One of Michael Gove’s proposals is to remove the parts of the curriculum which teach children office skills. He wants to teach them computer science rather than computer office skills. Obviously this is advantageous to children who want to go into computer programming, however for the scores of children who are going to end up in offices using word processing packages and spread sheets, where will they be taught the skills to use these?

Gove said that once the old ICT curriculum moves aside, children should be able to use Scratch to make 2D computer animations by the age of 11. At 16 he would expect them to be able to write smart phone apps.

This sounds like a great idea in principle. Children will be more motivated to work on computers if they can do more of the fun stuff on them. However, do we have teachers in schools that are able to educate our children to use this software?
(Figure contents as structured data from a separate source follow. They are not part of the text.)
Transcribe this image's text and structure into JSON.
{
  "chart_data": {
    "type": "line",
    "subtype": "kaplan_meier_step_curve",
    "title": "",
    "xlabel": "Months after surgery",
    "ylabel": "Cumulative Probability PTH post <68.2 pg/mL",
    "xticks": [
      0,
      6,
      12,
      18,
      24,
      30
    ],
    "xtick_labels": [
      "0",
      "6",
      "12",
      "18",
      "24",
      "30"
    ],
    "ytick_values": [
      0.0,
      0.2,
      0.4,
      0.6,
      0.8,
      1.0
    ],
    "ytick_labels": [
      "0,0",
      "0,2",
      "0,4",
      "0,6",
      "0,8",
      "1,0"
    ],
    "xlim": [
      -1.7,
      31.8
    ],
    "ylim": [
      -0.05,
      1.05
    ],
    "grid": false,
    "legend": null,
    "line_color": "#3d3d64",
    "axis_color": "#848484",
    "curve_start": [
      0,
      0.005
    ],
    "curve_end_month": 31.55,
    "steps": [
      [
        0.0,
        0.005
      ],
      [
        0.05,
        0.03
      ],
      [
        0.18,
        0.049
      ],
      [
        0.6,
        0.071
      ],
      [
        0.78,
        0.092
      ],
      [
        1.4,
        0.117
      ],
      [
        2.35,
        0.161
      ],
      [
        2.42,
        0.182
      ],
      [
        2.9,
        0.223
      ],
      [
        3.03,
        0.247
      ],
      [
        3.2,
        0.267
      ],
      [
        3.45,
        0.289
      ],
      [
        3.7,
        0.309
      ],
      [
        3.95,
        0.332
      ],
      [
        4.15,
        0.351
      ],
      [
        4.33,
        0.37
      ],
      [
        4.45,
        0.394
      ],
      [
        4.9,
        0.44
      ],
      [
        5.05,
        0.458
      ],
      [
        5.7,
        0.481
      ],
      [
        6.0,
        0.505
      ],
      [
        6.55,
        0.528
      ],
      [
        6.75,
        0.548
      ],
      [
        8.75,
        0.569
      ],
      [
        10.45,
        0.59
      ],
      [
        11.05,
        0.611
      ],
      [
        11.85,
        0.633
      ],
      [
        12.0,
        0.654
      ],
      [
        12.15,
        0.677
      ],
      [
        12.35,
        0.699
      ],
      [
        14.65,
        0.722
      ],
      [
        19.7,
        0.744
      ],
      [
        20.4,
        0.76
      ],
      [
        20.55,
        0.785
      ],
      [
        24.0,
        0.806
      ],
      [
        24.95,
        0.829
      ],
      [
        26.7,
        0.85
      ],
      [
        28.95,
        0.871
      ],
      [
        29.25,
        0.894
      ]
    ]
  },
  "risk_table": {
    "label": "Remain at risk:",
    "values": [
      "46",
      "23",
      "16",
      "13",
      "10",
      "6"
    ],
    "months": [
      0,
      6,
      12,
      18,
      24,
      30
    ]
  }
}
Only time will tell.

3) A Curriculum Designed by Industry
Next week a consultation on the changes will take place, where a new computer science GCSE will be planned and a curriculum to prepare children for this will be developed. A pilot curriculum for the GCSE is already being planned by Microsoft and IBM. Key stage three and four curriculum have been developed by the British Computer Society which has been contributed to by Google, Cambridge University and Microsoft.

The problem with the curriculum being designed with the input of market leaders is that there may be a tendency to ignore other up and coming software that the children will be more likely to be using in the future. These industries will also be biased towards their own products so children are going to miss out on using open source software and have to stick to Microsoft products instead.

4) Letting Teachers Choose the Curriculum
Gove states that ICT is now reaching into all areas of industry and children need to be better prepared to face this when they start work. He has criticised the current curriculum for not giving children the skills they need. He says that creating a new ICT curriculum is pointless in this age of changing technology and wants to leave it to teachers to be able to change the curriculum to fit in with the changing world.

Giving this responsibility to teachers could be both a brilliant and terrible idea. For ICT teacher who are enthusiastic and interested in their subject they could engage pupils and involve them in a whole host of interesting technologies. However some teachers may struggle with the move from traditional ICT and have to learn the new methods before they teach them. This will reduce their confidence and the children are less likely to be enthused by their lessons.

5) Teaching a More Advanced Curriculum
At the age of 16 Michael Gove will be expecting children to and have an understanding of computer science that previously wasn’t covered until University. This will mean that the potential for children to make huge leaps in their knowledge of computing and have more skills when they go out into the workforce is much higher. However there will also be an impact on universities who will have to make their courses harder to keep up with the school leavers. This could result in undervaluing computer degrees that have been taken previously.

The hope is that by opening up the ICT curriculum in this way that it will eventually make our industries more competitive in the world. The aim is to teach future generations of children far more about computers and the internet than most of us know even now. From programming apps, to building websites, to understanding malware and how to fight it, these children should be tech savvy and computer literate; ready for the internet-reliant world that awaits them. Unfortunately it has been left to teachers to decide what children should be learning, and this could mean that the end result is never achieved.